For the first time we have detected an increase in blood lactate production by quercetin, although more research is needed on this topic. No effects on exercise performance were found but this will need to be verified by further studies examining muscle physiology. Limitations and strengths The present study has several limitations that must be mentioned. First, the
present physiological results obtained in rats must be confirmed in human subjects after long-term quercetin ingestion, since our results cannot be extrapolated to the potential effects over months in trained human subjects. Also, there is a lack of evidence regarding how much quercetin must be supplemented for it to exert SB525334 its ergogenic effects, although Cyclosporin A order 25 mg/kg is thought to be a good start. In addition, the six-week protocol applied may be insufficient to observe any ergogenic effect, and in fact there are some parameters that started exhibiting a trend and might be significant after 8-13 weeks of treatment. Finally, the lower statistical power observed in most of our results suggests to be cautious in interpreting them, future research with larger samples are needed to draw definitive conclusions. On the other hand, this is the first research that has analyzed the effect of quercetin on both
sedentary and trained rats, hopefully paving the road for studies intended to find out if quercetin supplementation can enhance performance in trained athletes. Acknowledgements We are grateful to all the members who has collaborated developing the present study, especially people helping
in the field-work and all Department of Physiology.
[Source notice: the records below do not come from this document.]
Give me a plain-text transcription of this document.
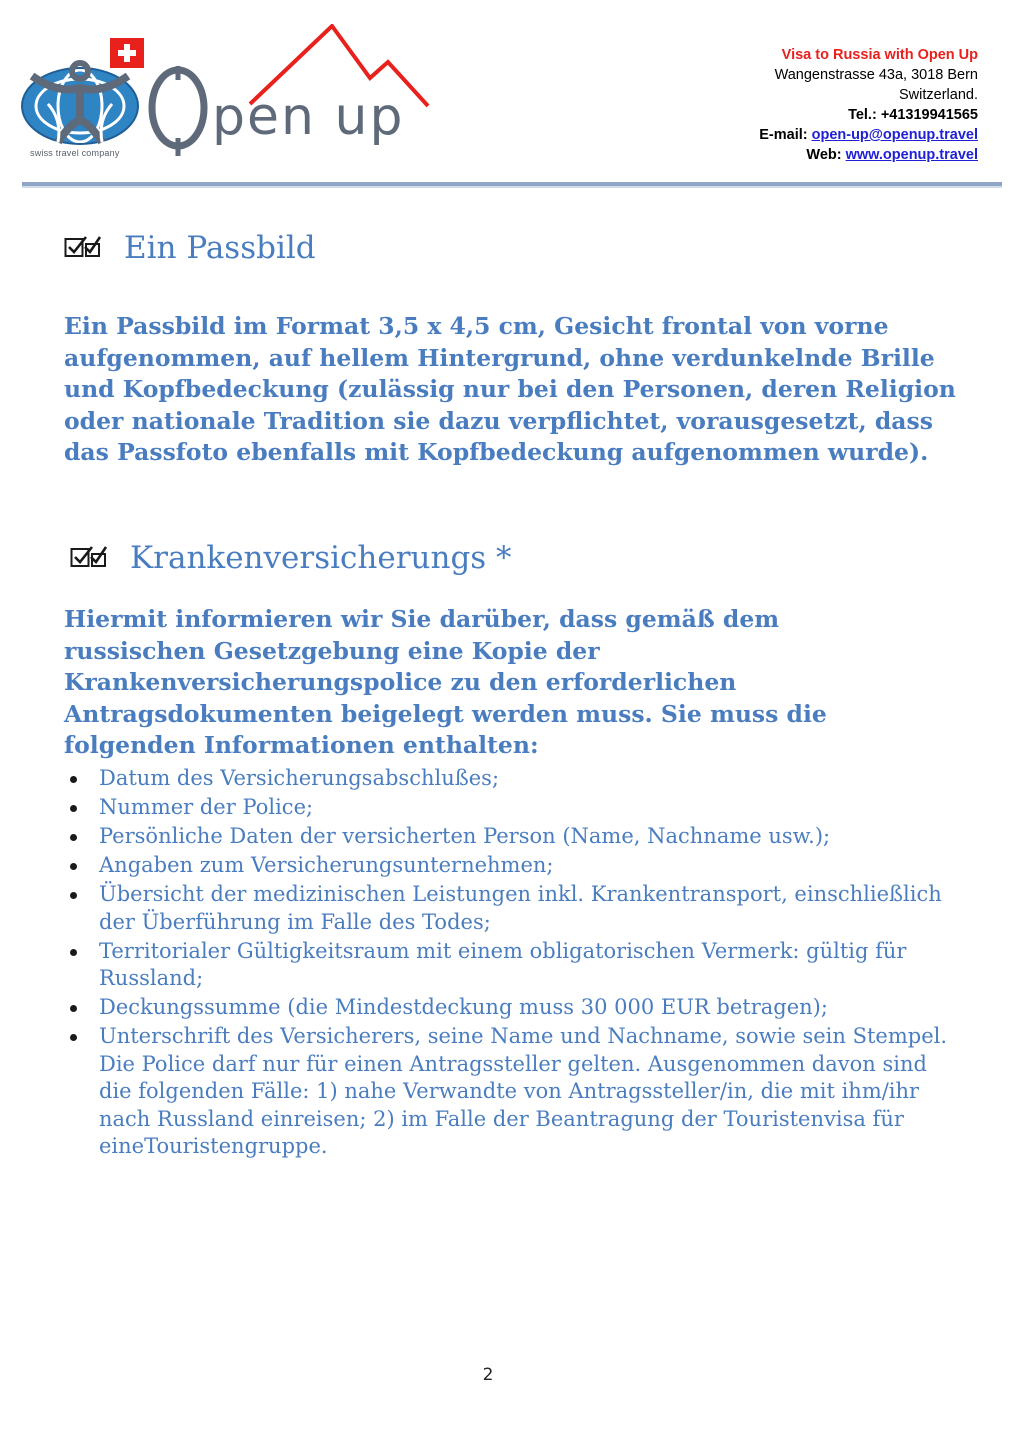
pen up
swiss travel company
Visa to Russia with Open Up
Wangenstrasse 43a, 3018 Bern
Switzerland.
Tel.: +41319941565
E-mail: open-up@openup.travel
Web: www.openup.travel
Ein Passbild
Ein Passbild im Format 3,5 x 4,5 cm, Gesicht frontal von vorne aufgenommen, auf hellem Hintergrund, ohne verdunkelnde Brille und Kopfbedeckung (zulässig nur bei den Personen, deren Religion oder nationale Tradition sie dazu verpflichtet, vorausgesetzt, dass das Passfoto ebenfalls mit Kopfbedeckung aufgenommen wurde).
Krankenversicherungs *
Hiermit informieren wir Sie darüber, dass gemäß dem russischen Gesetzgebung eine Kopie der Krankenversicherungspolice zu den erforderlichen Antragsdokumenten beigelegt werden muss. Sie muss die folgenden Informationen enthalten:
Datum des Versicherungsabschlußes;
Nummer der Police;
Persönliche Daten der versicherten Person (Name, Nachname usw.);
Angaben zum Versicherungsunternehmen;
Übersicht der medizinischen Leistungen inkl. Krankentransport, einschließlich der Überführung im Falle des Todes;
Territorialer Gültigkeitsraum mit einem obligatorischen Vermerk: gültig für Russland;
Deckungssumme (die Mindestdeckung muss 30 000 EUR betragen);
Unterschrift des Versicherers, seine Name und Nachname, sowie sein Stempel. Die Police darf nur für einen Antragssteller gelten. Ausgenommen davon sind die folgenden Fälle: 1) nahe Verwandte von Antragssteller/in, die mit ihm/ihr nach Russland einreisen; 2) im Falle der Beantragung der Touristenvisa für eineTouristengruppe.
2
Also the authors gratefully acknowledge Milagros Galisteo for their advices. References 1. Middleton Rolziracetam E, Kandaswami C, Theoharides TC: The effects of plant flavonoids on mammalian cells: implications for inflammation, heart disease, and cancer. Pharmacol Rev 2000, 52:673–751.PubMed 2. Manach C, Scalbert A, Morand C, Rémesy C, Jimenez L: Polyphenols: food sources and bioavailability. Am J Clin Nutr 2004, 79:727–747.PubMed 3. Hardwood M, Danielewska-Nikiel B, Borzelleca JF, Flamm GW, Lines TC: A critical review of the data related to the safety of quercetin and lack of evidence of in vivo toxicity, including lack of genotoxic/carcinogenic propierties. Food Chem www.selleckchem.com/products/Temsirolimus.html Toxicol 2007, 45:2179–2205.CrossRef 4. De Boer VC, Dihal AA, van der Woude H, Arts IC, Wolffram S, Alink GM, Rietjens IM, Keijer J, Hollman PC: Tissue distribution of quercetin in rats and pigs. J Nutr 2005, 135:1718–1725.PubMed 5. Azuma K, Ippoushi K, Terao J: Evaluation of tolerable levels of dietary quercetin for exerting its antioxidative effect in high cholesterol-fed rats. Food Chem Toxicol 2010, 48:1117–1122.PubMedCrossRef 6. Davis JM, Murphy EA, Carmichael MD, Davis B: Quercetin increases brain and muscle mitochondrial biogenesis and exercise tolerance. Am J Physiol Regul Integr Comp Physiol 2009, 296:R1071-R1077.PubMedCrossRef 7.